I don't fear for our chances in November, because I know that while my candidate did his duty and gave the president the ability to fight a war once he proved the threat, and inspections had truly failed, President Bush took the language out of the introduction of the authorization bill, and dishonestly posed that as the research he needed to do to go to war. Then, that having been done, the president did not allow inspections to take their full course. Kerry lived up to his duty once again, Bush failed to do what little he had to do, given his supposedly fearsome case for war.

I don't fear for our chances in November because the record of what happened in Iraq is plain for all to see. Bush can have his little apparent inconsistency in how Kerry voted, because what Kerry did not vote for was a direct result of Bush's failure to plan for the aftermath of the War. His people said all along that oil proceeds from Iraq would pay for the reconstruction. They said we would be greeted as liberators, that Saddam's armies would melt away before us, offering little resistance. They said we would have POWs from the Iraqi army to do the work of reconstruction too. Much of this information came from a source they trusted, named Chalabi. Chalabi told them what they wanted to hear. To bad what he told them was mostly untrue. Too bad he turned out to be a power hungry wheeler dealer, who sold us out to Iran when he no longer had our trust.

I don't despair because statistic prove that Bush's "economic improvement" has been a disaster. The Middle Class has been squeezed, the ranks of those in poverty have risen, average salaries are lower and wage growth is stagnant. He will be the first president since Herbert Hoover to have a net loss of jobs on his watch.

He can blame 9/11 to some extent, but 9/11 was a shock we've recovered from. What's really wrecked us is the burden of financial activities brought on by the weak opposition to corruption in the corporate culture. Bush's only solution to the problem is to create another bubble by telling people to spend more, consume more, despite huge problems with debt. Unfortunately he doesn't connect qualitative growth with quantitative, that as the business grow in the quality of their relationship with their customers and stockholders, that growth will create the growth in dollars people seek.

I can rest easy because the term fiscal conservative doesn't fit Bush.
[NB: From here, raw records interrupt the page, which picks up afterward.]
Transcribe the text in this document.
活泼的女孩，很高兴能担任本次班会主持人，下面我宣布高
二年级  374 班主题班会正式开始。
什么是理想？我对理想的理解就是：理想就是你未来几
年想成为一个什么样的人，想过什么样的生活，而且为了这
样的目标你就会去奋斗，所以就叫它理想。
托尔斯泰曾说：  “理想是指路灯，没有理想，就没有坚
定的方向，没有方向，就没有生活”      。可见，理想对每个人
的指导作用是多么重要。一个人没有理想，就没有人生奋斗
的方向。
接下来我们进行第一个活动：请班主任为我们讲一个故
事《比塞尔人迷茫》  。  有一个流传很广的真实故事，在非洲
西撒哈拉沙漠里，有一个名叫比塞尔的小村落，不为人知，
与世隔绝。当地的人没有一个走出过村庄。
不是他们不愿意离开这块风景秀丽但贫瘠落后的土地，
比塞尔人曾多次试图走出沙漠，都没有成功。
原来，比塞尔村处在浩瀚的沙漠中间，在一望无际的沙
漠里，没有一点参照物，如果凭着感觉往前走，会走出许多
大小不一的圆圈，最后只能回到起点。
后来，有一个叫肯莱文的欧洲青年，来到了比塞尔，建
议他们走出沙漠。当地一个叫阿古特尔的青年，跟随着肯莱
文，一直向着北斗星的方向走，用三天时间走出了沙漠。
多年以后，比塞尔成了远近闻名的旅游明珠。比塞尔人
Bush has piled on one program after another, granted the largest entitlement increase since Lyndon Johnson, and created a higher deficit that the stereotypical spendthrift liberal ever could. How some people could call Bush a fiscal conservative boggles my mind. You cannot knowingly cut taxes three times and increase spending like he has, to the point where we are almost half a trillion dollars in deficit and call yourself fiscally responsible. Did I mention that he delved into the social security dollars, as he promised not to do?

I am confident in my party's chances, because I know this: Like so many trailers I've seen as an avid moviegoer, the Republican convention was a slick, wannabe hip, and more or less false in its representation of what it was selling. Perhaps it will get a good opening weekend, but as we Democrats remind people of what Bush has really done, the voters will see the diminishing returns we got for electing Bush in the first place.

So if you're looking for a campaign on the issues, we're game. We know what we got on our side- a candidate who has been good on his word, who sticks to his principles even when it doesn't look consistent to those unfamiliar with the contents of the bills and the legislative process itself, convoluted as it is.

Kerry has taken on the terrorist bankers at BCCI, when other legislators were too compromised to do it themselves. Kerry took on members of the Reagan administration who bargained with terrorists and Iran during the Iran Contra Affair.

The most important thing, is that if you listen, really listen to Kerry's campaign, when he makes the promises he does, he always qualifies things to say that if the facts go otherwise, so will he. We need a president who responds to world events by making the necessary changes in policies, not by denial, doubletalk, and demonization of his critics.